I believe that if everyone thought this way. If everyone was skeptical, not taking claims at face value, not promoting dogma, and saying “I don’t believe you.” Then our world would be a better place. If two countries argued over how best to keep their people from dying and how to help the world instead of what they argue about now, then our world would be a better place.

If people, everyone, would make informed decisions instead of basing their decisions on family tradition or what their personal authority said or a ancient text about how to live in the Bronze Age, then our world would be a better place.

And that’s what skepticism can offer.

Not a better world for me or you or the Koch brothers. But a better world for everyone. Think about what we could do if every countries defense budget could be spent on science and health and helping our fellow human beings (and other passengers on this spaceship Earth) instead of killing them.

It’s a nice thought and one that I think is worth the effort to make.

_____________________________

1. I don’t use iTunes, but it’s supposed to be there. Subscribe to podcasts on iTunes and use this URL  http://www.podcastgarden.com/podcast/podcast-rss.php?id=4397

2. What’s sad is the posts that I slap together in 10-15 minutes are often much more frequently read than the articles I pour days of effort into.

3. I hesitate to even mention it, but it’s relevant. However, I won’t link to the book, even though it’s available for free in many places.

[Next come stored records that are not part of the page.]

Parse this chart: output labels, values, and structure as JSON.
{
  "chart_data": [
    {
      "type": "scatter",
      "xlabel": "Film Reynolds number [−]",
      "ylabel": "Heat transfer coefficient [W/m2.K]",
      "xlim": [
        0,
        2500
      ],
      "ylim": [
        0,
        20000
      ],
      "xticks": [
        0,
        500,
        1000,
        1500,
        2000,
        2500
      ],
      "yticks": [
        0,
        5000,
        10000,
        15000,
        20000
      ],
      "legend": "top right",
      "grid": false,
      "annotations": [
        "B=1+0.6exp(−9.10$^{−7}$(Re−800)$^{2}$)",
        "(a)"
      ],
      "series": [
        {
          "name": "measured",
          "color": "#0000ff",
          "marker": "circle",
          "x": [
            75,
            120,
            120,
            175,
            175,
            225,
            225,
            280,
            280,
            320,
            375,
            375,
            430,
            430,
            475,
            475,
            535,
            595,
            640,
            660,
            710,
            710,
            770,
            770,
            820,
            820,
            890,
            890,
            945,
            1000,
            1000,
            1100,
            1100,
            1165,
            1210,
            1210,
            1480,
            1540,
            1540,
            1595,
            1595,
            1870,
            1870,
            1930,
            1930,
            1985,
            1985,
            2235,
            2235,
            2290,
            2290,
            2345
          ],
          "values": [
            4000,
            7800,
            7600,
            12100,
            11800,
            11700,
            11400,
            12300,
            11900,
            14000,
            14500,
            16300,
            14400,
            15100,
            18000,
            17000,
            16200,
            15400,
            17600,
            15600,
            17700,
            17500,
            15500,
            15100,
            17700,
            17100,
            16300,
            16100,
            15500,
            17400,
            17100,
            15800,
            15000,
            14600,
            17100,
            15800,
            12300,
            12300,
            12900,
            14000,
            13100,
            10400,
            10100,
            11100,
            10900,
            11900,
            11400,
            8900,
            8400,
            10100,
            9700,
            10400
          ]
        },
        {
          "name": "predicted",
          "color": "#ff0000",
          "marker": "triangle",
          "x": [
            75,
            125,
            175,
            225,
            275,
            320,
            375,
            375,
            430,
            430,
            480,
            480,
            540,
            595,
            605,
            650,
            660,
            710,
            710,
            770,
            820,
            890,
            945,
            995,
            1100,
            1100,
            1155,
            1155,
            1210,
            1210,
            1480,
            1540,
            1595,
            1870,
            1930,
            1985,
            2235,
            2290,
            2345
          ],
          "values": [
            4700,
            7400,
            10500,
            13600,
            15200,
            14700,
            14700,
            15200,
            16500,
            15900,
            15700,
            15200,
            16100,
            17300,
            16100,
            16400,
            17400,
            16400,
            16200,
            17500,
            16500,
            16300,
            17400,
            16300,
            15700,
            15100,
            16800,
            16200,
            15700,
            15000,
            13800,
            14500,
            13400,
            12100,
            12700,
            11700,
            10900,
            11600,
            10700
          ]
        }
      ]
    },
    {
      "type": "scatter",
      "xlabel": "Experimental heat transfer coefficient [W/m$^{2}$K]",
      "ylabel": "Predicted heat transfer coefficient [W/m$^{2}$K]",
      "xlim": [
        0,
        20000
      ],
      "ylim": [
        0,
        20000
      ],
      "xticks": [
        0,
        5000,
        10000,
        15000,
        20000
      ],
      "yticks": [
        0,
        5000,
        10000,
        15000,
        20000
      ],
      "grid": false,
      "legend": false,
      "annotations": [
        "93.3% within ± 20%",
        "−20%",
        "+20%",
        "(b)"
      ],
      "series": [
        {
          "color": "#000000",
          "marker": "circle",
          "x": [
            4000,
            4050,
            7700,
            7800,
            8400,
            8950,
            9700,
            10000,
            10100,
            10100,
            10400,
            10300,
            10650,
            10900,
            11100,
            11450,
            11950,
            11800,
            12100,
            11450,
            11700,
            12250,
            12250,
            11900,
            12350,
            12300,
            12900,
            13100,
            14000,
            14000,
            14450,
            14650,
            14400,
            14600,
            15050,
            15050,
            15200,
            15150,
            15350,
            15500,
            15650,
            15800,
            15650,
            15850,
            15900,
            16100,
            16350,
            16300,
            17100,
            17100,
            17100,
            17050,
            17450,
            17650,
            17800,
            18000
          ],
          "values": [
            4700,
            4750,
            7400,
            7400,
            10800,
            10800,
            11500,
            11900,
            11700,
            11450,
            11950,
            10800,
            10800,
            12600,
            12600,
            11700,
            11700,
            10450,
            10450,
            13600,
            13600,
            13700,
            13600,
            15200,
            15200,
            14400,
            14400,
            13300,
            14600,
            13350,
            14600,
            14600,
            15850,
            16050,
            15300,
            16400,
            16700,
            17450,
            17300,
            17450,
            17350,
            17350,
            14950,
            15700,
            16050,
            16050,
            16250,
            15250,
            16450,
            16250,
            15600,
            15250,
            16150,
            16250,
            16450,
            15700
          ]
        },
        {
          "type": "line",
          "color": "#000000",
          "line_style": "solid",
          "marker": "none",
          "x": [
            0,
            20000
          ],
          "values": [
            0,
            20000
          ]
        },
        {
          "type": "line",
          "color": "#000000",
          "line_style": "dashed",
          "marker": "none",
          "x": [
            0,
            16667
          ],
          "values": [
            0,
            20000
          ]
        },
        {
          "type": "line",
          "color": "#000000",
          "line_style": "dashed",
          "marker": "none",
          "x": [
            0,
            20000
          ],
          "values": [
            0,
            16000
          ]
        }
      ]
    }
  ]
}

This book is the only one I recommend, his other works are… disgusting.

4. I’m pretty good about mentioning when I haven’t fully thought through something. And I’m pretty good at mentioning how much work is needed to study other ideas.

  • kraut2

    “Maybe I can’t even offer the truth”

    What we can offer are ways to abstain from lying. By not pretending we have all or even most of the answers. That what we are doing is searching what the truth might be.
    Good enough for me. Better not knowing than believing a lie.

    • SmilodonsRetreat

      I like that a lot.

      • kraut2

        Thanks.

        I tried to compact my response when people tell me: but you have to believe in something.

        We have to learn that there are no certainties and learn to live with that. Certainties kill curiosity.